Whether endothelial cell-derived MPs are capable to induce variable effects on target cells depending on proteomic of MPs or functional nature of secretome is not fully understood . In fact, cross talk between some components of secretome including MPs might modulate delivering cargos of MPs through involving the intercellular signalling networks and thereby modify their regenerative and proliferative capabilities. Future investigations are requires to define the role of secretome in MPs’ ability to produce different biological effects regarding endothelial repair, while recent studies have suggested the predominantly role of MPs’ origin in this matter.

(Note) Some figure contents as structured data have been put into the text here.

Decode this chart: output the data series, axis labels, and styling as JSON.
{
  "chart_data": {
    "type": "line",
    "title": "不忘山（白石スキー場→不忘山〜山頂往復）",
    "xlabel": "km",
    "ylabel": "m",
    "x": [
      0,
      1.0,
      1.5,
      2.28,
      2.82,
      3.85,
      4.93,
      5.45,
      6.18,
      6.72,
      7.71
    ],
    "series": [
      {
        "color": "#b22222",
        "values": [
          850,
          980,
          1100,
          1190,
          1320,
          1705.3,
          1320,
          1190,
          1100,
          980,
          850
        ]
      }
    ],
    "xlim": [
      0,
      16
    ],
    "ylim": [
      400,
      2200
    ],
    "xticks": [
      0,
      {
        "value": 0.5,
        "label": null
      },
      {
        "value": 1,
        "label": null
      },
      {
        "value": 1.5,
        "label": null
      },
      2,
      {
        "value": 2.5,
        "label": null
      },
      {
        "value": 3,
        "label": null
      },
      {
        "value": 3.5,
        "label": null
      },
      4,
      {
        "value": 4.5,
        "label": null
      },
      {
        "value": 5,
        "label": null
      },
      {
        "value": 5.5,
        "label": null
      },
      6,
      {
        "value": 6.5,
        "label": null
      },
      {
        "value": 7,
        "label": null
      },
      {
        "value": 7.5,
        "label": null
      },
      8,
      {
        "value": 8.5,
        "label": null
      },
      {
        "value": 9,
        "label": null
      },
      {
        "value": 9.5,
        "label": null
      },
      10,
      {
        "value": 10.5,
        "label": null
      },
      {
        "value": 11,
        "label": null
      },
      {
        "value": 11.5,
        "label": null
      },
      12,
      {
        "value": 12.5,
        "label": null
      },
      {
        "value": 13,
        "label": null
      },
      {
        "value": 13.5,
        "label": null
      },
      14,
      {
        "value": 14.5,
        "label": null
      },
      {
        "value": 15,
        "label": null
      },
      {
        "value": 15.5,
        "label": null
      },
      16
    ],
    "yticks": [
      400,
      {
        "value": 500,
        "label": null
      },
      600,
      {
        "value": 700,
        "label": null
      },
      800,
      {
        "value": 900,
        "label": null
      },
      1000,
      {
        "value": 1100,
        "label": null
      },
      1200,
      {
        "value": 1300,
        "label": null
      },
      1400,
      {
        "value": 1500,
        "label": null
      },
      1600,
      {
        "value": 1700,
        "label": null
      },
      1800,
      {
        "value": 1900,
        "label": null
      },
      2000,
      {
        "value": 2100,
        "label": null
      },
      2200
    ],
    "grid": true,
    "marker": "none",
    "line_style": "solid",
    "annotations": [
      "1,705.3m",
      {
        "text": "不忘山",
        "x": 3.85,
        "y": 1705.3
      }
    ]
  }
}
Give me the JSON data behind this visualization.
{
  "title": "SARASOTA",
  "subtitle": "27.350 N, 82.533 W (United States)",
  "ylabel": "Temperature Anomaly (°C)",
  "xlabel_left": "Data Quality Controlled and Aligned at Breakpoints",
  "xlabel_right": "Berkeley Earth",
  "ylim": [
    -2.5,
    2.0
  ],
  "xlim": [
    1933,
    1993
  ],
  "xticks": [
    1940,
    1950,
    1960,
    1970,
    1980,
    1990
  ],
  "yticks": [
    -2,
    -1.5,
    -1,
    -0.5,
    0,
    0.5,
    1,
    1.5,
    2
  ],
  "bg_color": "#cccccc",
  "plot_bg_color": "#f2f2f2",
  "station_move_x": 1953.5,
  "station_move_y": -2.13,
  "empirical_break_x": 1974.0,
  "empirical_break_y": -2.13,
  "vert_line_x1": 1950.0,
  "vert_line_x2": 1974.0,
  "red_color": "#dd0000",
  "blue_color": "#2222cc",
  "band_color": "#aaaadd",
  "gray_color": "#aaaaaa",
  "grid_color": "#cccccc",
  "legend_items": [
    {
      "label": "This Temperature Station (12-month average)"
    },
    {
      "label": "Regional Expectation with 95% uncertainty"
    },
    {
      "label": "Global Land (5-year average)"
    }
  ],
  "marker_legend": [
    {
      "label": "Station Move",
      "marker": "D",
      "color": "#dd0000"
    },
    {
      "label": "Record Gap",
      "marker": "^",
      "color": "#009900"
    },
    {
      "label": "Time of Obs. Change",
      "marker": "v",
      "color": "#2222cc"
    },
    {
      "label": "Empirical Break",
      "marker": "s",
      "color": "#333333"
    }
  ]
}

The endothelial cells secretome has most commonly investigated in pre-clinical settings as a source of regulating factors that influence target cells. However, the interaction between different components of secretome leads to modification of the MPs’ structure and functionality. It has been hypothesized that endothelial regeneration is under tight control of autocrine and paracrine mechanisms affecting not just parent endothelial cells, but also secretome of them. The matter of metabolic modification of one is uncertain and requires more investigations in future.